Care Coordinator/RN - VPC Care Coordinator

Remote /
Clinical Strategy and Services – Clinical Team /
The RN will work in the VPC department to support and provide clinical oversight, in conjunction with the Primary Care Medical Directors, and Director of Population Health, to the VPC care team. The RN will serve as an available resource for patients and clinicians, and act as a care guide to support patients through the continuum of care.  He/she will carry out assigned nursing tasks and orders as delegated by the clinicians to support patient care.  

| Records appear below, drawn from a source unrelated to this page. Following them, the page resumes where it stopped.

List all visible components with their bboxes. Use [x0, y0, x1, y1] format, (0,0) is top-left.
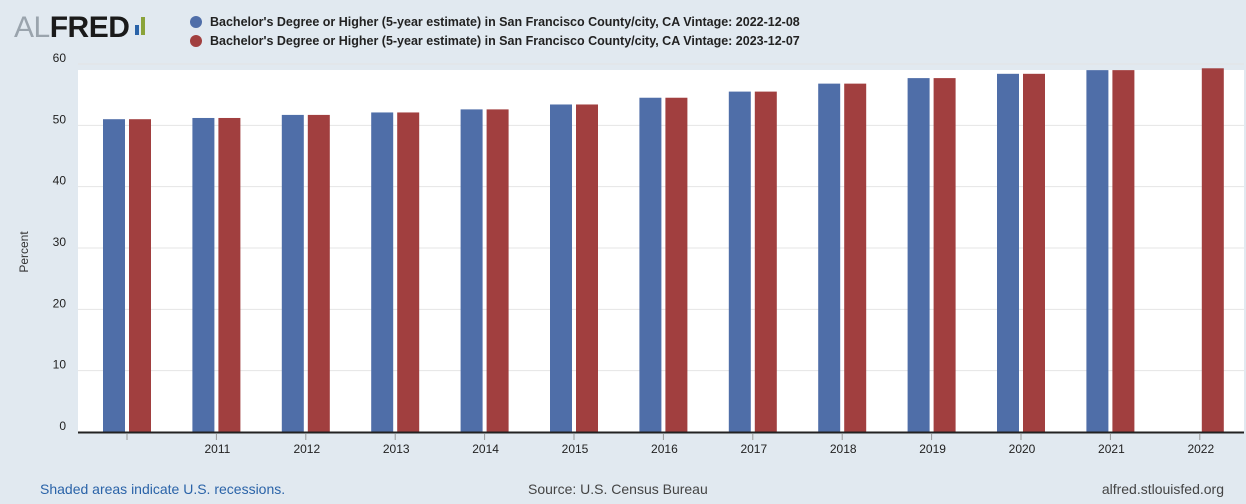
x-tick-label: 2019 — [919, 442, 946, 456]
x-tick-label: 2021 — [1098, 442, 1125, 456]
x-tick-label: 2011 — [204, 442, 230, 456]
site-link[interactable]: alfred.stlouisfed.org — [1101, 481, 1224, 497]
x-tick-label: 2016 — [651, 442, 678, 456]
y-tick-label: 30 — [53, 235, 67, 249]
bar-vintage-2023-2016[interactable] — [665, 97, 688, 432]
legend: Bachelor's Degree or Higher (5-year esti… — [190, 12, 800, 50]
bar-vintage-2022-2020[interactable] — [997, 73, 1019, 433]
bar-vintage-2022-2016[interactable] — [639, 97, 662, 432]
bar-vintage-2023-2010[interactable] — [129, 119, 151, 432]
bar-vintage-2023-2019[interactable] — [933, 78, 956, 433]
bar-vintage-2022-2011[interactable] — [192, 117, 215, 433]
source-text: Source: U.S. Census Bureau — [528, 481, 708, 497]
bar-vintage-2022-2012[interactable] — [281, 114, 304, 432]
legend-dot-blue — [190, 15, 202, 28]
legend-dot-red — [190, 34, 202, 47]
x-tick-label: 2022 — [1187, 442, 1214, 456]
bar-vintage-2023-2022[interactable] — [1201, 68, 1224, 432]
bar-vintage-2023-2018[interactable] — [844, 83, 867, 433]
bar-vintage-2023-2013[interactable] — [397, 112, 420, 432]
bar-vintage-2022-2017[interactable] — [728, 91, 751, 432]
bar-vintage-2023-2015[interactable] — [576, 104, 598, 432]
x-tick-label: 2018 — [830, 442, 857, 456]
x-tick-label: 2015 — [562, 442, 589, 456]
bar-vintage-2023-2011[interactable] — [218, 117, 241, 433]
bar-vintage-2023-2014[interactable] — [486, 109, 509, 433]
bar-vintage-2023-2012[interactable] — [307, 114, 330, 432]
bar-chart: 0 10 20 30 40 50 60 2011 2012 2013 2014 2015 2016 20… — [17, 51, 1244, 456]
alfred-logo[interactable]: ALFRED — [14, 10, 147, 46]
y-tick-label: 60 — [53, 51, 67, 65]
x-tick-label: 2012 — [293, 442, 320, 456]
bar-vintage-2022-2010[interactable] — [103, 119, 125, 432]
legend-item-2022[interactable]: Bachelor's Degree or Higher (5-year esti… — [190, 12, 800, 31]
logo-prefix: AL — [14, 11, 50, 44]
legend-item-2023[interactable]: Bachelor's Degree or Higher (5-year esti… — [190, 31, 800, 50]
bar-vintage-2022-2013[interactable] — [371, 112, 394, 432]
bar-vintage-2022-2019[interactable] — [907, 78, 930, 433]
y-tick-label: 40 — [53, 174, 67, 188]
recession-note[interactable]: Shaded areas indicate U.S. recessions. — [40, 481, 286, 497]
fred-graph-icon — [135, 17, 147, 35]
bar-vintage-2022-2015[interactable] — [550, 104, 572, 432]
y-tick-label: 0 — [59, 419, 66, 433]
bar-vintage-2022-2014[interactable] — [460, 109, 483, 433]
y-tick-label: 10 — [53, 358, 67, 372]
logo-bold: FRED — [49, 11, 130, 44]
bar-vintage-2023-2021[interactable] — [1112, 70, 1135, 432]
x-tick-label: 2014 — [472, 442, 499, 456]
bar-vintage-2023-2017[interactable] — [754, 91, 777, 432]
bar-vintage-2022-2018[interactable] — [818, 83, 841, 433]
x-tick-label: 2013 — [383, 442, 410, 456]
legend-label: Bachelor's Degree or Higher (5-year esti… — [210, 14, 800, 29]
y-tick-label: 20 — [53, 296, 67, 310]
x-tick-label: 2020 — [1009, 442, 1036, 456]
bar-vintage-2023-2020[interactable] — [1023, 73, 1045, 433]
y-tick-label: 50 — [53, 112, 67, 126]
bar-vintage-2022-2021[interactable] — [1086, 70, 1109, 432]
legend-label: Bachelor's Degree or Higher (5-year esti… — [210, 33, 800, 48]
x-tick-label: 2017 — [740, 442, 767, 456]
y-axis-label: Percent — [17, 231, 31, 273]
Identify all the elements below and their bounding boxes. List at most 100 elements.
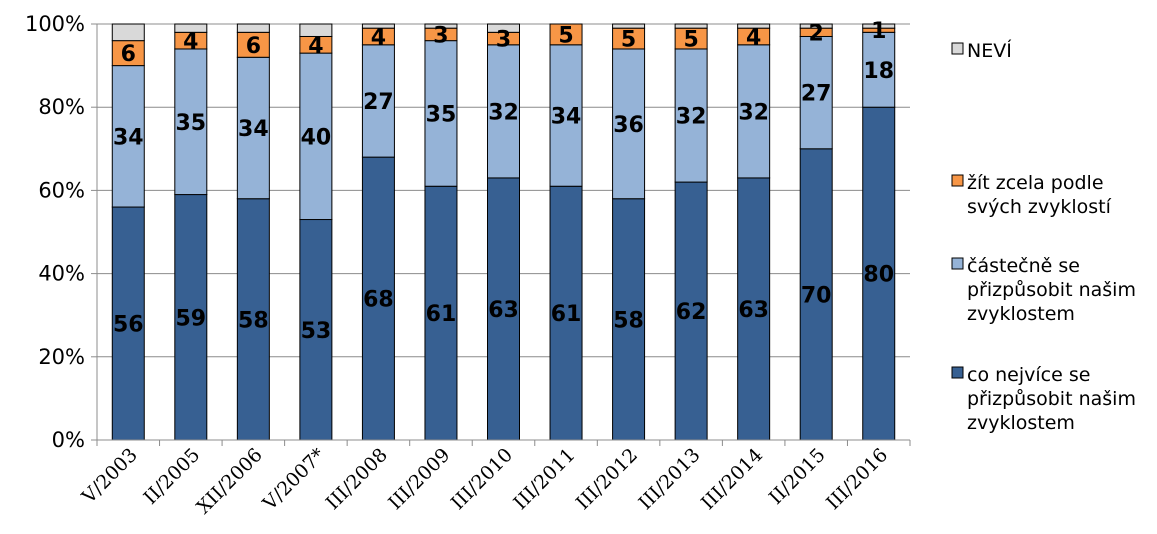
bar-segment bbox=[111, 206, 145, 441]
data-label: 80 bbox=[863, 263, 894, 288]
data-label: 36 bbox=[613, 113, 644, 138]
bar-segment bbox=[236, 56, 270, 200]
data-label: 5 bbox=[621, 28, 636, 53]
bar-segment bbox=[174, 23, 208, 33]
axes: 0% 20% 40% 60% 80% 100% V/2003II/2005XII/2006V… bbox=[25, 12, 911, 518]
x-tick-label: III/2013 bbox=[634, 444, 704, 514]
legend: NEVÍ žít zcela podle svých zvyklostí částeč… bbox=[951, 39, 1136, 434]
x-tick-label: III/2016 bbox=[822, 444, 892, 514]
y-tick-label: 80% bbox=[38, 95, 85, 119]
x-tick-label: V/2007* bbox=[258, 444, 330, 516]
data-label: 62 bbox=[676, 300, 707, 325]
data-label: 6 bbox=[246, 34, 261, 59]
y-tick-label: 60% bbox=[38, 178, 85, 202]
data-label: 63 bbox=[738, 298, 769, 323]
data-label: 61 bbox=[551, 302, 582, 327]
legend-label: částečně se přizpůsobit našim zvyklostem bbox=[967, 255, 1136, 325]
bar-segment bbox=[299, 52, 333, 221]
bar-segment bbox=[361, 156, 395, 441]
data-label: 32 bbox=[676, 105, 707, 130]
data-label: 68 bbox=[363, 288, 394, 313]
y-tick-label: 20% bbox=[38, 345, 85, 369]
bar-segment bbox=[299, 23, 333, 37]
data-label: 56 bbox=[113, 313, 144, 338]
legend-swatch bbox=[951, 366, 964, 379]
bar-segment bbox=[236, 198, 270, 441]
data-label: 32 bbox=[738, 100, 769, 125]
x-tick-label: III/2014 bbox=[697, 444, 767, 514]
data-label: 70 bbox=[801, 283, 832, 308]
bar-segment bbox=[549, 44, 583, 187]
data-label: 34 bbox=[113, 125, 144, 150]
legend-label: žít zcela podle svých zvyklostí bbox=[967, 172, 1112, 218]
bar-segment bbox=[862, 106, 896, 441]
data-label: 3 bbox=[433, 23, 448, 48]
bar-segment bbox=[737, 23, 771, 29]
legend-label: NEVÍ bbox=[967, 39, 1012, 62]
data-label: 4 bbox=[183, 30, 198, 55]
bar-segment bbox=[487, 177, 520, 441]
data-label: 32 bbox=[488, 100, 519, 125]
x-tick-label: II/2015 bbox=[765, 444, 830, 509]
bar-segment bbox=[487, 44, 520, 179]
x-tick-label: II/2005 bbox=[139, 444, 204, 509]
data-label: 4 bbox=[371, 25, 386, 50]
data-label: 58 bbox=[238, 308, 269, 333]
data-label: 4 bbox=[746, 25, 761, 50]
x-tick-label: III/2008 bbox=[322, 444, 392, 514]
legend-swatch bbox=[951, 257, 964, 270]
bar-segment bbox=[487, 23, 520, 33]
bar-segment bbox=[236, 31, 270, 58]
data-label: 53 bbox=[301, 319, 332, 344]
bar-segment bbox=[612, 48, 646, 200]
bar-segment bbox=[674, 48, 708, 183]
bar-segment bbox=[111, 23, 145, 42]
bar-segment bbox=[424, 185, 458, 441]
data-label: 5 bbox=[558, 23, 573, 48]
data-label: 27 bbox=[363, 90, 394, 115]
x-tick-label: XII/2006 bbox=[192, 444, 266, 518]
bar-segment bbox=[674, 23, 708, 29]
data-label: 61 bbox=[426, 302, 457, 327]
data-label: 34 bbox=[551, 105, 582, 130]
value-labels: 5634659354583465340468274613536332361345… bbox=[113, 19, 894, 344]
y-tick-label: 0% bbox=[52, 428, 85, 452]
bar-segment bbox=[236, 23, 270, 33]
bar-segment bbox=[862, 23, 896, 29]
data-label: 2 bbox=[809, 21, 824, 46]
data-label: 5 bbox=[683, 28, 698, 53]
bar-segment bbox=[799, 35, 833, 150]
x-tick-label: III/2011 bbox=[509, 444, 579, 514]
data-label: 40 bbox=[301, 125, 332, 150]
legend-label: co nejvíce se přizpůsobit našim zvyklostem bbox=[967, 364, 1136, 434]
x-tick-label: III/2012 bbox=[572, 444, 642, 514]
y-tick-label: 40% bbox=[38, 262, 85, 286]
data-label: 27 bbox=[801, 82, 832, 107]
data-label: 4 bbox=[308, 34, 323, 59]
x-tick-label: V/2003 bbox=[77, 444, 142, 509]
bar-segment bbox=[737, 177, 771, 441]
bar-segment bbox=[424, 40, 458, 187]
bar-segment bbox=[674, 181, 708, 441]
bar-segment bbox=[612, 23, 646, 29]
data-label: 58 bbox=[613, 308, 644, 333]
data-label: 1 bbox=[871, 19, 886, 44]
data-label: 6 bbox=[121, 42, 136, 67]
bar-segment bbox=[799, 23, 833, 29]
data-label: 35 bbox=[175, 111, 206, 136]
bar-segment bbox=[111, 65, 145, 208]
bar-segment bbox=[299, 219, 333, 441]
data-label: 35 bbox=[426, 102, 457, 127]
bars bbox=[111, 23, 896, 441]
data-label: 59 bbox=[175, 306, 206, 331]
bar-segment bbox=[424, 23, 458, 29]
x-tick-label: III/2010 bbox=[447, 444, 517, 514]
bar-segment bbox=[737, 44, 771, 179]
bar-segment bbox=[361, 23, 395, 29]
bar-segment bbox=[361, 44, 395, 158]
legend-swatch bbox=[951, 174, 964, 187]
x-tick-label: III/2009 bbox=[384, 444, 454, 514]
y-tick-label: 100% bbox=[25, 12, 85, 36]
data-label: 34 bbox=[238, 117, 269, 142]
data-label: 63 bbox=[488, 298, 519, 323]
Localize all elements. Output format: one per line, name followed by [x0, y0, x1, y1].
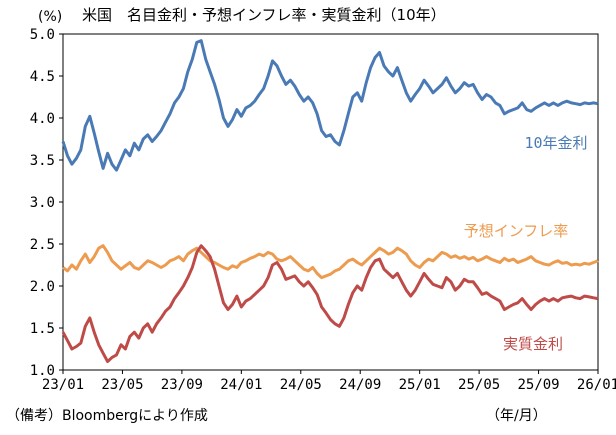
y-tick-label: 2.0: [30, 279, 55, 295]
x-tick-label: 25/09: [517, 377, 559, 393]
x-tick-label: 23/05: [101, 377, 143, 393]
y-tick-label: 3.0: [30, 195, 55, 211]
series-label-0: 10年金利: [524, 134, 587, 152]
series-line-2: [61, 244, 599, 364]
chart-title: 米国 名目金利・予想インフレ率・実質金利（10年）: [82, 6, 446, 24]
source-note: （備考）Bloombergにより作成: [6, 408, 208, 424]
x-tick-label: 26/01: [577, 377, 616, 393]
x-tick-label: 24/09: [339, 377, 381, 393]
series-line-0: [61, 39, 599, 172]
y-tick-label: 1.0: [30, 363, 55, 379]
y-tick-label: 5.0: [30, 27, 55, 43]
series-label-1: 予想インフレ率: [464, 222, 569, 240]
y-tick-label: 4.0: [30, 111, 55, 127]
y-tick-label: 1.5: [30, 321, 55, 337]
y-unit-label: (%): [38, 9, 63, 25]
y-tick-label: 2.5: [30, 237, 55, 253]
x-tick-label: 24/01: [220, 377, 262, 393]
series-label-2: 実質金利: [503, 335, 563, 353]
y-tick-label: 4.5: [30, 69, 55, 85]
x-tick-label: 23/01: [42, 377, 84, 393]
y-tick-label: 3.5: [30, 153, 55, 169]
x-tick-label: 24/05: [280, 377, 322, 393]
x-tick-label: 25/05: [458, 377, 500, 393]
series-line-1: [62, 244, 599, 280]
x-tick-label: 23/09: [161, 377, 203, 393]
x-tick-label: 25/01: [399, 377, 441, 393]
x-unit-label: （年/月）: [486, 408, 547, 424]
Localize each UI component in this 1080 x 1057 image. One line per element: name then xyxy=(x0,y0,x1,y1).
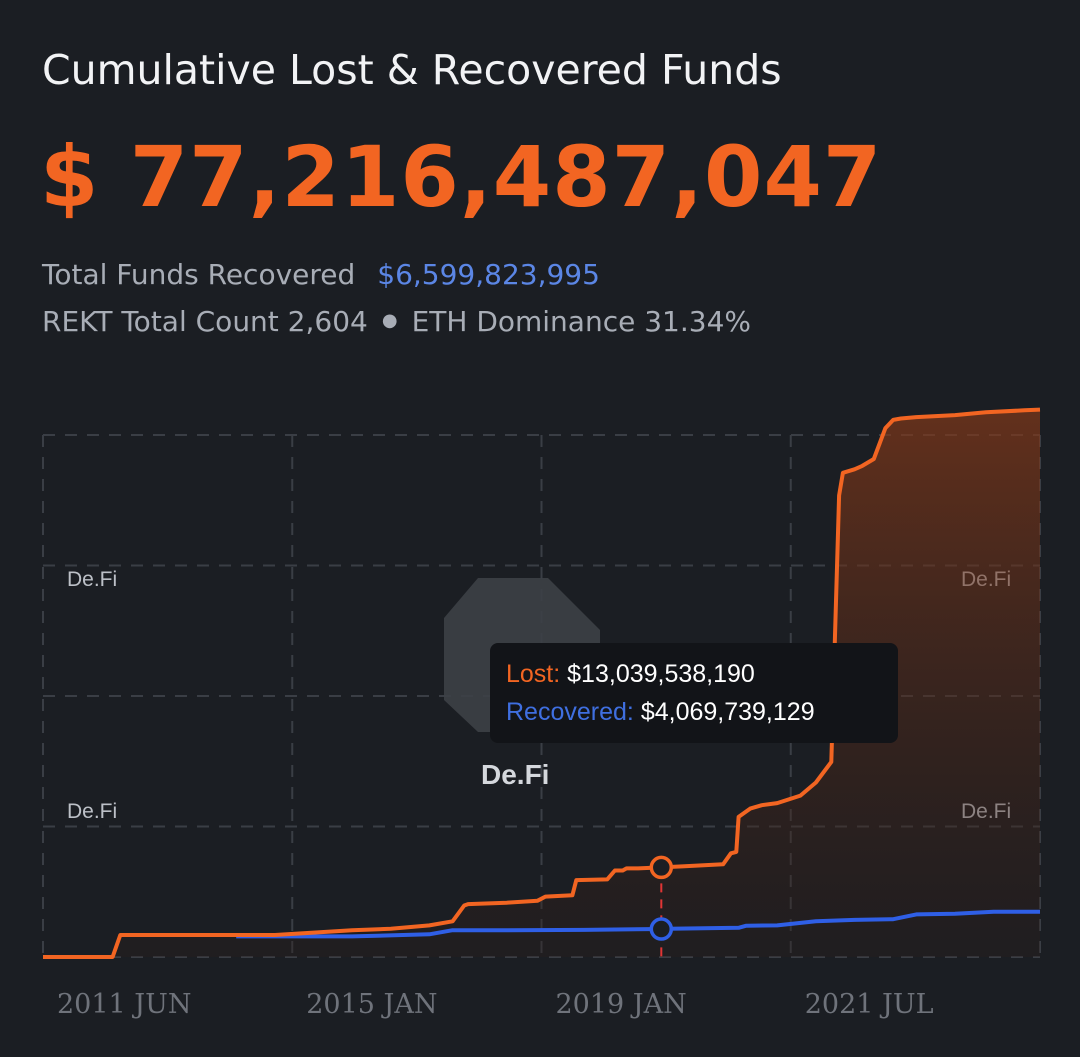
x-axis-labels: 2011 JUN 2015 JAN 2019 JAN 2021 JUL xyxy=(57,989,934,1020)
tooltip-lost-row: Lost: $13,039,538,190 xyxy=(506,655,882,693)
chart-tooltip: Lost: $13,039,538,190 Recovered: $4,069,… xyxy=(490,643,898,743)
tooltip-lost-label: Lost: xyxy=(506,660,561,688)
recovered-label: Total Funds Recovered xyxy=(42,258,356,291)
count-summary: REKT Total Count 2,604 ● ETH Dominance 31.… xyxy=(42,305,751,338)
total-lost-value: $ 77,216,487,047 xyxy=(40,128,883,226)
x-tick-label: 2011 JUN xyxy=(57,989,192,1020)
eth-dominance-label: ETH Dominance 31.34% xyxy=(411,305,751,338)
lost-line xyxy=(43,407,1041,959)
recovered-line xyxy=(236,909,1040,939)
separator-dot-icon: ● xyxy=(381,309,398,331)
watermark-text: De.Fi xyxy=(67,800,117,823)
tooltip-recovered-value: $4,069,739,129 xyxy=(640,698,815,726)
lost-area xyxy=(43,409,1040,958)
watermark-brand: De.Fi xyxy=(481,759,549,790)
x-tick-label: 2015 JAN xyxy=(306,989,437,1020)
recovered-value: $6,599,823,995 xyxy=(377,258,600,291)
watermark-text: De.Fi xyxy=(67,568,117,591)
tooltip-recovered-row: Recovered: $4,069,739,129 xyxy=(506,693,882,731)
recovered-summary: Total Funds Recovered $6,599,823,995 xyxy=(42,258,600,291)
hover-point-recovered xyxy=(649,917,674,941)
x-tick-label: 2021 JUL xyxy=(805,989,934,1020)
x-tick-label: 2019 JAN xyxy=(556,989,687,1020)
page-title: Cumulative Lost & Recovered Funds xyxy=(42,46,782,94)
tooltip-recovered-label: Recovered: xyxy=(506,698,634,726)
tooltip-lost-value: $13,039,538,190 xyxy=(567,660,755,688)
hover-point-lost xyxy=(649,855,674,880)
rekt-count-label: REKT Total Count 2,604 xyxy=(42,305,368,338)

    • Assists all patients through the healthcare system by acting as a patient advocate and navigator.  
    • Participates in patient-centered team meetings and quality improvement initiatives. 
    • Facilitates health and disease patient education.
    • Supports patient self-management of disease and behavior modification interventions.
    • Coordinates (in conjunction with other care team members) continuity of patient care with external healthcare organizations and facilities, including the process hospital admission and discharge and referrals from the primary care provider to a specialty care provider.  
    • Coordinates continuity of patient care with patients and families following hospital admission, discharge, and ER visits. 
    • Manages high risk patient care, including management of patients with multiple co-morbidities or high risk for readmission to a hospital setting.
    • Conducts comprehensive, preventive screenings for patients and/or assists all support staff in daily patient interactions as needed.  
    • Promotes clear communication amongst a care team and treating clinicians by ensuring awareness regarding patient care plans.  
    • Facilitates patient medication management based upon standing orders and protocols.
    • Participates on a team for data collection, health outcomes reporting, clinical audits, and programmatic evaluation related to primary care.
    • Evaluates clinical care, utilization of resources, and development of new clinical tools, forms, and procedures. 
    • Follows standard procedures and protocols related triage and escalation of care.
    • Follows protocols and acts on standing orders per clinician guidance to assist with refills, ordering preventative/screening interventions, etc. within RN scope of practice.
    • Collect and analyze biometric data to support various population health and patient care initiatives
    • Provides support to medical assistants regarding clinical guidelines and protocols


    • Bachelor of Science in Nursing (Current RN license in state of residency.  Additional multi-state licensure may be required in other states which Doctor on Demand will facilitate.)
    • Excellent verbal communication skills
    • Proficient computer skills, including experience with google suite
    • Must have experience working in an electronic health record system or have previous database experience 
    • 2-5 years experience in a clinical setting, ideally with chronic disease management care

About Included Health

Included Health is a new kind of healthcare company, delivering integrated virtual care and navigation. We’re on a mission to raise the standard of healthcare for everyone. We break down barriers to provide high-quality care for every person in every community — no matter where they are in their health journey or what type of care they need, from acute to chronic, behavioral to physical. We offer our members care guidance, advocacy, and access to personalized virtual and in-person care for everyday and urgent care, primary care, behavioral health, and specialty care. It’s all included. Learn more at

Included Health is an Equal Opportunity Employer and considers applicants for employment without regard to race, color, religion, sex, orientation, national origin, age, disability, genetics or any other basis forbidden under federal, state, or local law. Included Health considers all qualified applicants in accordance with the San Francisco Fair Chance Ordinance.